The $1,000 fine for the lack of sink was dismissed after owners Giselle and Grant Lubbock pointed out that the inspector didn’t see a sink behind a curtain.

Another city agency then admitted it approved the permit but lost the paperwork, but because it wasn’t on hand that day, the Lubbocks still had to cough up $350.

“They really don’t know what they’re doing,” Giselle said. “That was just a complete waste of our time. I think it’s in many ways a scheme to get people to pay. I think some of their agents are out there trying to get fines for the city.”

Health Department officials said they have 371 inspectors.

Violations sometimes involved incidents some might deem rather petty.

In 2012, for instance, a Staten Island condo complex got slapped for not having enough chlorine in its swimming pool. The hearing examiner didn’t buy the defense that a power outage had blown out the fuses to his pool pump.

In 2013, a karaoke club was cited for not having soap in one of its bathrooms, though the owner insisted there was “a little bit of soap” in the container that the inspector didn’t count.

Cats and dogs are also under the city’s microscope, though the department dramatical­ly reduced its “animal affairs” cases last year from 311 in fiscal 2014 to a mere four in fiscal 2015.

But in recent years, many a pet owner has received a visit from the department.

Dorothy Hickey experience­d this in the summer of 2012 after her daughter’s pit bull, Drama, was found on a sidewalk without a metal dog tag.

Drama had jumped the fence surroundin­g her Staten Island home and a neighbor had called the city. Hick-

ey got a $250 fine and decided to fight back.

She soon found herself on a bureaucrat­ic journey that continued even after poor Drama was washed away by Hurricane Sandy. In December 2012, a hearing officer dismissed the case.

“It was dismissed because nobody knew what happened to the dog. The judge said, ‘I hope she got away all right,’ ” Hickey said. “The judge was very nice. The inspector, she was very nasty. She was trying to get me in trouble and all.”

Often inspectors cited owners who couldn’t show proof that their beloved Sparkle or Fluffy had received rabies shots. This despite the fact that since 2011 there have been 99 cases of rabid animals in New York City — none were dogs, one was a cat.

Jewel Bachrach of Tribeca knows all about it. In May 2012, an inspector demanded proof that her then 15-year-old dog, Sunshine, had been vaccinated for rabies.

Hauled into a hearing, Bachrach, then 80, was grilled about the rabies shot. “When was it done? Oh I don’t know, whenever,” she replied.

She submitted a document dated July 18, 2012 — after the inspection — showing the dog was vaccinated, but that wasn’t good enough.

She appealed, calling the penalty exorbitant, and noting that “she is 80 years old and lives in a four-floor walkup apartment.”

The appeals examiner brushed her off, declaring, “While respondent may be dealing with a variety of challenges, the health code does not provide that any of those submitted by her are a defense for failure to get her dog vaccinated.”
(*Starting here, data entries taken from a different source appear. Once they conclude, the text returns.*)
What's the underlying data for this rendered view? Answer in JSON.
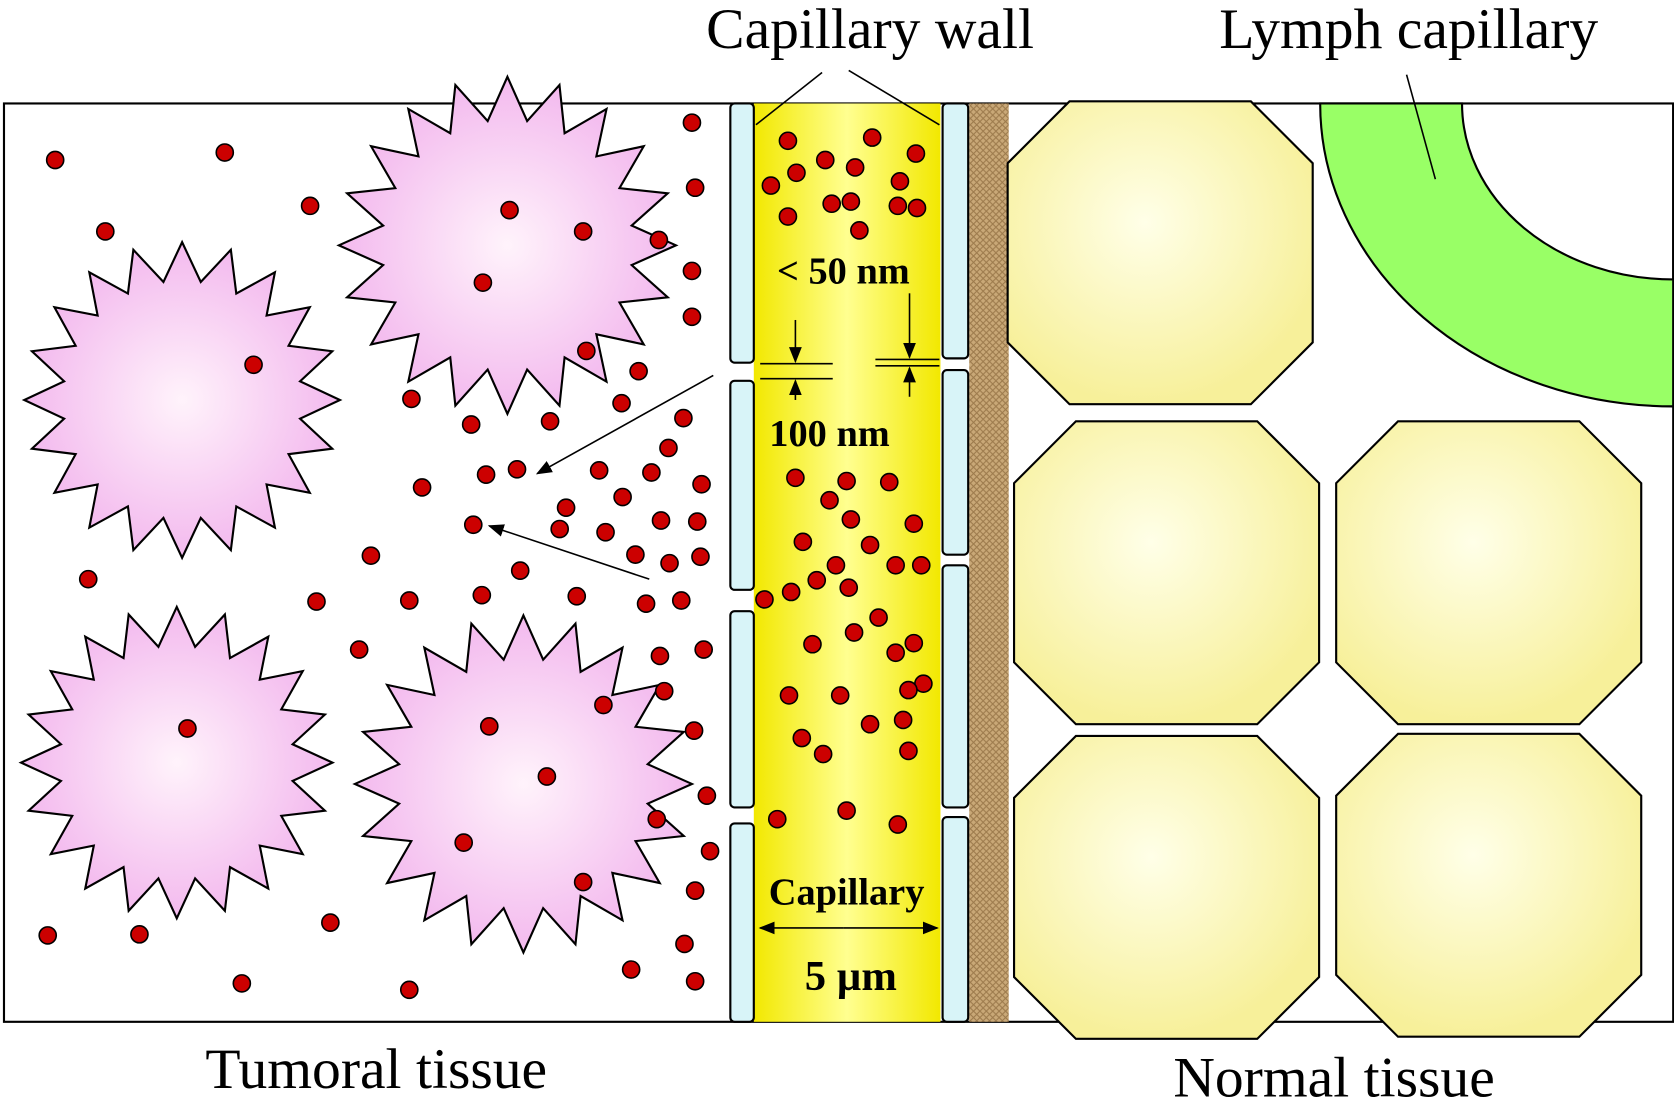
{
  "labels": {
    "capillary_wall": "Capillary wall",
    "lymph_capillary": "Lymph capillary",
    "pore_small": "< 50 nm",
    "pore_large": "100 nm",
    "capillary": "Capillary",
    "capillary_width": "5 µm",
    "tumoral_tissue": "Tumoral tissue",
    "normal_tissue": "Normal tissue"
  }
}
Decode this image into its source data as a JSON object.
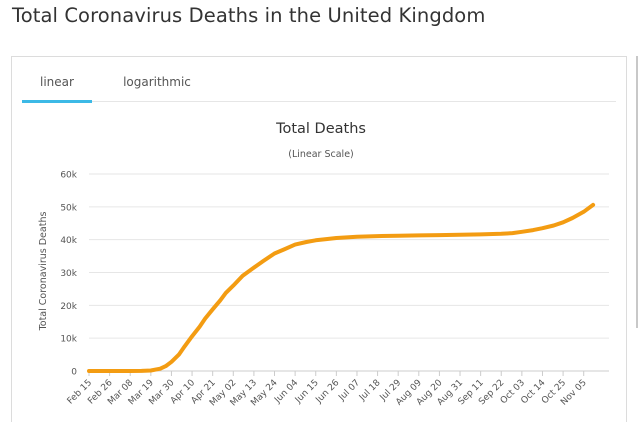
{
  "page": {
    "title": "Total Coronavirus Deaths in the United Kingdom"
  },
  "tabs": [
    {
      "label": "linear",
      "active": true
    },
    {
      "label": "logarithmic",
      "active": false
    }
  ],
  "colors": {
    "line": "#f39c12",
    "tab_active": "#3cb9e6",
    "grid": "#e6e6e6"
  },
  "chart_data": {
    "type": "line",
    "title": "Total Deaths",
    "subtitle": "(Linear Scale)",
    "ylabel": "Total Coronavirus Deaths",
    "xlabel": "",
    "ylim": [
      0,
      60000
    ],
    "y_ticks": [
      "0",
      "10k",
      "20k",
      "30k",
      "40k",
      "50k",
      "60k"
    ],
    "y_tick_values": [
      0,
      10000,
      20000,
      30000,
      40000,
      50000,
      60000
    ],
    "x_tick_labels": [
      "Feb 15",
      "Feb 26",
      "Mar 08",
      "Mar 19",
      "Mar 30",
      "Apr 10",
      "Apr 21",
      "May 02",
      "May 13",
      "May 24",
      "Jun 04",
      "Jun 15",
      "Jun 26",
      "Jul 07",
      "Jul 18",
      "Jul 29",
      "Aug 09",
      "Aug 20",
      "Aug 31",
      "Sep 11",
      "Sep 22",
      "Oct 03",
      "Oct 14",
      "Oct 25",
      "Nov 05"
    ],
    "grid": true,
    "legend": "none",
    "series": [
      {
        "x": [
          "Feb 15",
          "Feb 26",
          "Mar 08",
          "Mar 14",
          "Mar 19",
          "Mar 24",
          "Mar 27",
          "Mar 30",
          "Apr 03",
          "Apr 06",
          "Apr 10",
          "Apr 14",
          "Apr 17",
          "Apr 21",
          "Apr 25",
          "Apr 28",
          "May 02",
          "May 07",
          "May 13",
          "May 18",
          "May 24",
          "May 29",
          "Jun 04",
          "Jun 10",
          "Jun 15",
          "Jun 20",
          "Jun 26",
          "Jul 07",
          "Jul 18",
          "Jul 29",
          "Aug 09",
          "Aug 20",
          "Aug 31",
          "Sep 11",
          "Sep 22",
          "Sep 28",
          "Oct 03",
          "Oct 09",
          "Oct 14",
          "Oct 20",
          "Oct 25",
          "Oct 30",
          "Nov 05",
          "Nov 10"
        ],
        "values": [
          0,
          0,
          0,
          20,
          140,
          700,
          1500,
          2800,
          5000,
          7500,
          10600,
          13500,
          16000,
          18800,
          21500,
          23800,
          26000,
          29000,
          31500,
          33500,
          35800,
          37000,
          38500,
          39300,
          39800,
          40100,
          40500,
          40900,
          41100,
          41200,
          41300,
          41400,
          41500,
          41600,
          41800,
          42000,
          42400,
          42900,
          43500,
          44300,
          45300,
          46600,
          48500,
          50600
        ]
      }
    ]
  }
}
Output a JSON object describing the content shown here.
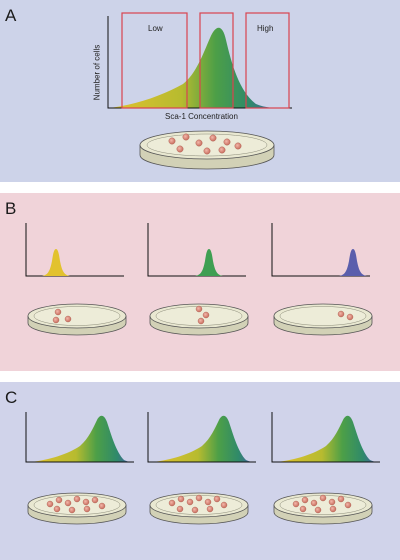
{
  "colors": {
    "panel_a_bg": "#cdd3e9",
    "panel_b_bg": "#f0d3d9",
    "panel_c_bg": "#d0d3ea",
    "gate_box": "#d9434f",
    "yellow": "#e2c22e",
    "green": "#3e9f52",
    "blue": "#5a5eac",
    "cell": "#dd8a7b",
    "dish_fill": "#e9e8d1"
  },
  "panel_a": {
    "letter": "A",
    "y_axis_label": "Number of cells",
    "x_axis_label": "Sca-1 Concentration",
    "gates": {
      "low": "Low",
      "high": "High"
    },
    "cell_count": 9
  },
  "panel_b": {
    "letter": "B",
    "subpanels": [
      {
        "peak_color": "yellow",
        "cell_count": 3
      },
      {
        "peak_color": "green",
        "cell_count": 3
      },
      {
        "peak_color": "blue",
        "cell_count": 2
      }
    ]
  },
  "panel_c": {
    "letter": "C",
    "subpanels": [
      {
        "cell_count": 10
      },
      {
        "cell_count": 10
      },
      {
        "cell_count": 10
      }
    ]
  }
}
In the end, she had to pay $250. Sunshine died a year later.

“She was 16,” Bachrach said. “I fed her. I cooked for her. She ate natural food. She didn’t eat chemicals. I believe that’s why she lived so long.”

Even cat owners aren’t safe. In 2010, Nadira Indelicato got hit with a citation for three stray cats she’d been feeding at her home in Ozone Park, Queens.

She says a neighbor called the city on her, and an inspector showed up demanding rabies vaccinatio­n paperwork for the kitties.

“It happens that I’m living between two neighbors, they don’t like cats,” she said. “The department of health is more concerned about I’m feeding the strays. They are part of God’s creatures. They deserved to be cared for. Imagine yourself being an animal and you are hungry.”

She says she regularly traps strays and gets them innoculate­d and neutered, but in this case forgot to submit the certificat­ion to the city. She wound up paying a $500 fine.

“I pleaded with them to lower the fine. The fee was $500,” she said, adding, “It could have been worse.”